The compiler (gc) has come a long way, however the inliner is sometimes lacking, for example any function with a for-loop
no matter how simple it is, won't get inlined so we either have to use a goto
loop instead (which is used few times in the runtime) or just have a one big ugly function.
My proposal is to add a go:inline
directive that will force inlining, even if it's just for non-exported functions.
This will help make a lot of code much cleaner and allows separation of big functions that can't be currently inlined.
If the proposal is accepted, I'd like to work on it.
Another semi-common example:
func (xx *XXHash64) WriteString(s string) (int, error) {
if len(s) == 0 {
return 0, nil
}
return xx.Write([]byte(s))
}
// cannot inline (*XXHash64).WriteString: non-leaf method
Related: #17566 #14768
@dr2chase @josharian @randall77 @mvdan
This proposal has basically no chance of being accepted.
Go eschews knobs.
Compiler directives are widely disliked.
I don't think it can be implemented reasonably, if at all. Functions are not eligible for inlining for many reasons. These include conceptual implementation difficulty: I have no idea how to inline a function containing defer. And practical implementation difficulty: It took a dedicated person a summer to get non-leaf inlining working correctly, even with part of the implementation already written. And it's still not released because of the binary size and compilation time aspects. Supporting such a directive would mean solving a host of such problems.
I personally have long wanted a much smaller directive that causes compilation to fail if a function is deemed ineligible for inlining. This would allow me to refactor without fear that future inlining changes will cause my no-op inlining to become a silent performance regression. Even this much more limited proposal has been rejected forcefully.
All that said, if you'd like to work on improving inlining, that'd be fabulous. There are many opportunities to improve inlining decisions, to improve how we do inlining (e.g. partial inlining), and to expand the set of functions that can be unlined.
@josharian The flag -gcflags "-m"
makes the go compiler print decisions on inlining. Maybe you can build a tool that parses this output and verifies it against some "must inline" list. Most people won't need it, but if you really do, then you could add that tool to your build pipeline.
@neelance yes, or alternatively parse the output of go tool nm
and make sure the inlined function has been dead-code-eliminated. (Note that I want it most of all for package runtime
, so "my build pipeline" is probably go test runtime
.)
@josharian I already suspected that you want it for the stdlib.
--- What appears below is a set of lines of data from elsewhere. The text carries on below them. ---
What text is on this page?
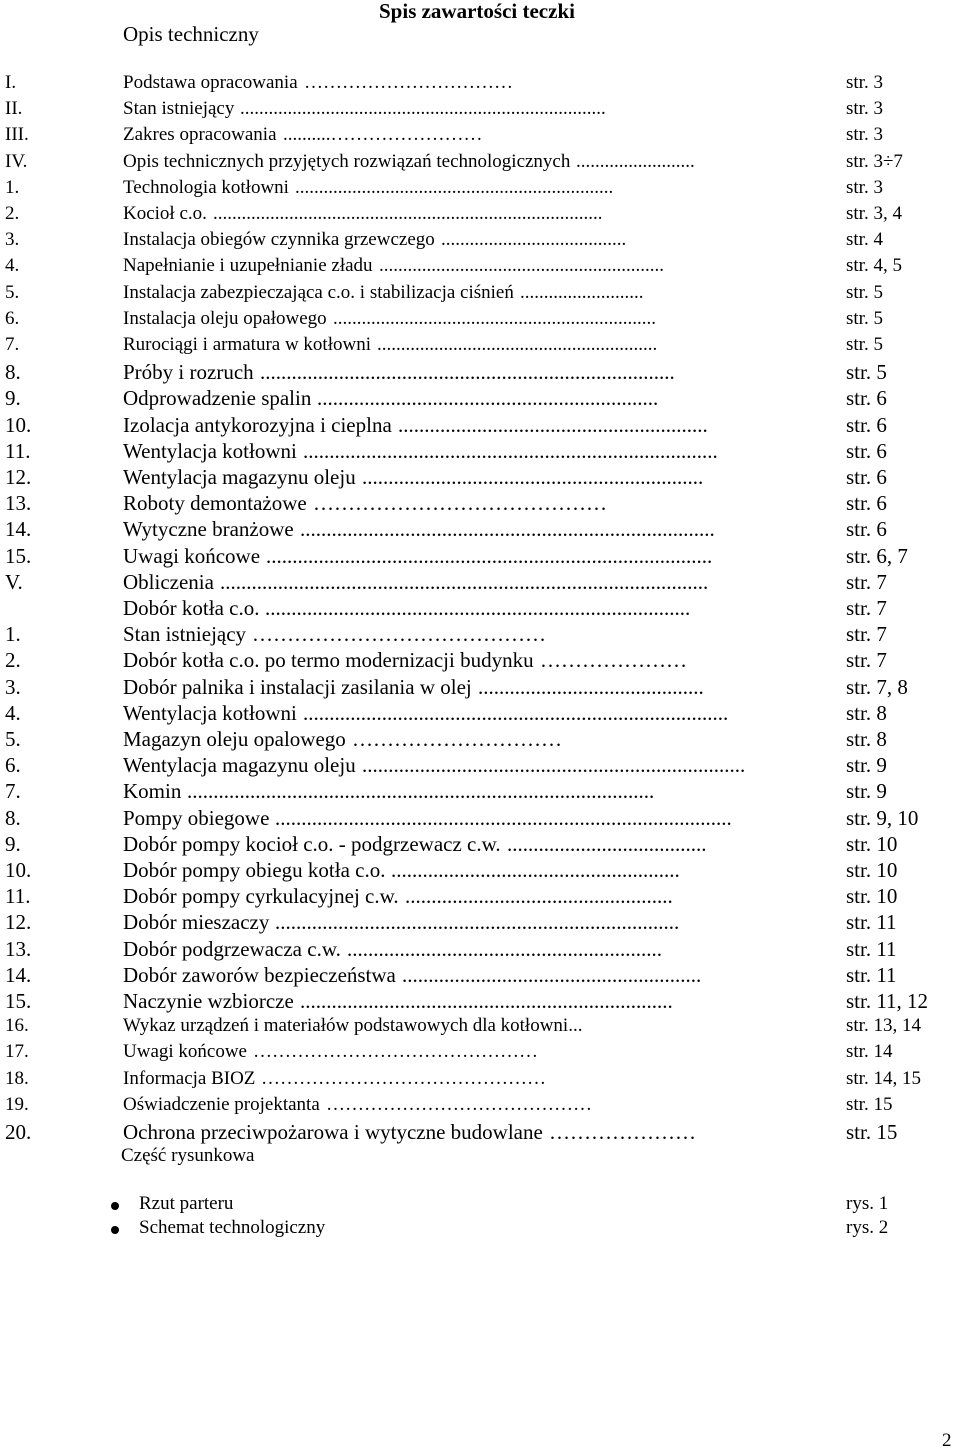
Spis zawartości teczki
Opis techniczny
I.	Podstawa opracowania ……………………………	str. 3
II.	Stan istniejący .............................................................................	str. 3
III.	Zakres opracowania ..........……………………	str. 3
IV.	Opis technicznych przyjętych rozwiązań technologicznych .........................	str. 3÷7
1.	Technologia kotłowni ...................................................................	str. 3
2.	Kocioł c.o. ..................................................................................	str. 3, 4
3.	Instalacja obiegów czynnika grzewczego .......................................	str. 4
4.	Napełnianie i uzupełnianie zładu ............................................................	str. 4, 5
5.	Instalacja zabezpieczająca c.o. i stabilizacja ciśnień ..........................	str. 5
6.	Instalacja oleju opałowego ....................................................................	str. 5
7.	Rurociągi i armatura w kotłowni ...........................................................	str. 5
8.	Próby i rozruch ...............................................................................	str. 5
9.	Odprowadzenie spalin .................................................................	str. 6
10.	Izolacja antykorozyjna i cieplna ...........................................................	str. 6
11.	Wentylacja kotłowni ...............................................................................	str. 6
12.	Wentylacja magazynu oleju .................................................................	str. 6
13.	Roboty demontażowe ……………………………………	str. 6
14.	Wytyczne branżowe ...............................................................................	str. 6
15.	Uwagi końcowe .....................................................................................	str. 6, 7
V.	Obliczenia .............................................................................................	str. 7
Dobór kotła c.o. .................................................................................	str. 7
1.	Stan istniejący ……………………………………	str. 7
2.	Dobór kotła c.o. po termo modernizacji budynku …………………	str. 7
3.	Dobór palnika i instalacji zasilania w olej ...........................................	str. 7, 8
4.	Wentylacja kotłowni .................................................................................	str. 8
5.	Magazyn oleju opalowego …………………………	str. 8
6.	Wentylacja magazynu oleju .........................................................................	str. 9
7.	Komin .........................................................................................	str. 9
8.	Pompy obiegowe .......................................................................................	str. 9, 10
9.	Dobór pompy kocioł c.o. - podgrzewacz c.w. ......................................	str. 10
10.	Dobór pompy obiegu kotła c.o. .......................................................	str. 10
11.	Dobór pompy cyrkulacyjnej c.w. ...................................................	str. 10
12.	Dobór mieszaczy .............................................................................	str. 11
13.	Dobór podgrzewacza c.w. ............................................................	str. 11
14.	Dobór zaworów bezpieczeństwa .........................................................	str. 11
15.	Naczynie wzbiorcze .......................................................................	str. 11, 12
16.	Wykaz urządzeń i materiałów podstawowych dla kotłowni...	str. 13, 14
17.	Uwagi końcowe ………………………………………	str. 14
18.	Informacja BIOZ ………………………………………	str. 14, 15
19.	Oświadczenie projektanta ……………………………………	str. 15
20.	Ochrona przeciwpożarowa i wytyczne budowlane …………………	str. 15
Część rysunkowa
Rzut parteru	rys. 1
Schemat technologiczny	rys. 2
2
May I ask why you didn't build it yet? I get the point of not adding such a feature to the Go compiler itself, but a standalone tool doesn't do any harm if only used by individuals voluntarily. I just cringe when I hear "fear of refactoring". ;-)
@neelance just haven't gotten to it yet; I have little contribution time at the moment and lots I want to do. I'd be delighted if someone else wanted to jump in and do this. The recently introduce runtime function tophash
would be an excellent and relevant test case. :)
Change https://golang.org/cl/57410 mentions this issue: runtime: add TestIntendedInlining
For the reasons Josh outlined above, we're not going to do this. Note also that even in C/C++, the "inline" directive does not really mean "this must be inlined". It is more a guideline than a rule.
Any reason why inlining is more difficult in go than other languages like java or c++.
I was trying to find the rationale behind no branches / 40 expressions or less restrictions for inlined functions.
Any pointers are appreciated.
While trying to write performant code (dynamic proto3 marshaling), hand inlining a function brought down marshal time from 5ms to 4ms. That can be significant depending on your performance goals.
@mandarjog A closed issue is not the place for this discussion. General discussions about inlining in Go should use a forum; see https://golang.org/wiki/Questions . Specific discussions about the gc toolchain should take place on the golang-dev mailing list.
I'm going to re-open this for further, given the recent discussion at https://github.com/golang/go/issues/17566.
In an attempt to migrate discussion to here, to keep the threads distinct, I will also paste in some other folks' comments from there.
The question I have for
//go:inline
is, does it apply to functions or to callsites? It sounds like the proposal is the former, but I worry that people would really want the latter.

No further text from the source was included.